Mr. Boswell: May I say, on behalf of what I have termed the human rights collective, that I am delighted by what the Minister has just said? I hope that her officials are too, but I think that she has taken the right approach. Let us go out and do that. It may not necessarily change her view, but it is important that people understand what she is doing. An open procedure is the best possible way of resolving such issues. The more consultation with responsible bodies that the Minister undertakes, the better, and we welcome what she said.
Bridget Prentice: I am grateful to the hon. Gentleman. I will not look across to my officials to find out whether they approve of the proposal or not. Most people in the House know that I wish to ensure that stakeholders are involved as far as possible.
The hon. Member for Daventry asked about seamless co-operation and delivery by the Home Office. We always strive for perfection, and we have worked very closely with the BIA on this EU matter. The BIA is reviewing the directive in the context of its rules and regulations, and it will introduce appropriate changes where necessary through its system.

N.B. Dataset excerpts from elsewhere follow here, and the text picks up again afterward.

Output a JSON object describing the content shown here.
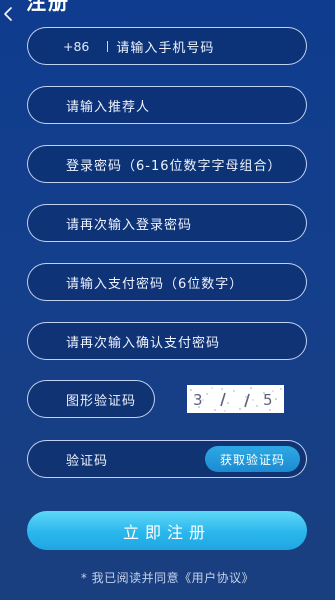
{
  "header": {
    "title": "注册"
  },
  "form": {
    "phone_prefix": "+86",
    "phone_placeholder": "请输入手机号码",
    "referrer_placeholder": "请输入推荐人",
    "login_password_placeholder": "登录密码（6-16位数字字母组合）",
    "confirm_login_password_placeholder": "请再次输入登录密码",
    "pay_password_placeholder": "请输入支付密码（6位数字）",
    "confirm_pay_password_placeholder": "请再次输入确认支付密码",
    "captcha_placeholder": "图形验证码",
    "captcha_text": "3 / / 5",
    "sms_code_placeholder": "验证码",
    "get_code_label": "获取验证码"
  },
  "actions": {
    "register_label": "立即注册",
    "agreement_text": "* 我已阅读并同意《用户协议》"
  },
  "icons": {
    "back": "chevron-left-icon"
  },
  "colors": {
    "background": "#0f3c8e",
    "field_border": "#d6e3ff",
    "button_accent": "#2ab7ec",
    "get_code_button": "#1b8bd3"
  }
}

Mr. Heath: Obviously, the Minister will not know the precise answer, because the agency reports to a different Ministry, but will that require secondary legislation? If so, will it be introduced by 1 December?
Bridget Prentice: The best that I can say is that, if changes are needed, they will be made to the immigration rules. That is done through secondary legislation, which would be the appropriate way forward.
The hon. Member for Somerton and Frome spoke about the narrowing of interpreters’ services. I want to assure him and the whole Committee that it is not a narrowing, and that in fact the appellant would have the services of an interpreter for the whole proceedings. It may be helpful if I read into the record the wording of the directive. Applicants shall
“receive the services of an interpreter for submitting their case to the competent authorities whenever necessary. Member States shall consider it necessary to give these services at least when the determining authority calls upon the applicant to be interviewed as referred to in Articles 12 and 13, and appropriate communication cannot be ensured without such services.”
I hope that that reassures the hon. Gentleman and the hon. Member for Daventry.
Question put and agreed to.
That the Committee has considered the draft Special Immigration Appeals Commission (Procedure) (Amendment No. 2) Rules 2007.


That the Committee has considered the draft Proscribed Organisations Appeal Commission (Procedure) (Amendment) Rules 2007.—[Bridget Prentice.]
Committee rose at six minutes past Five o’clock.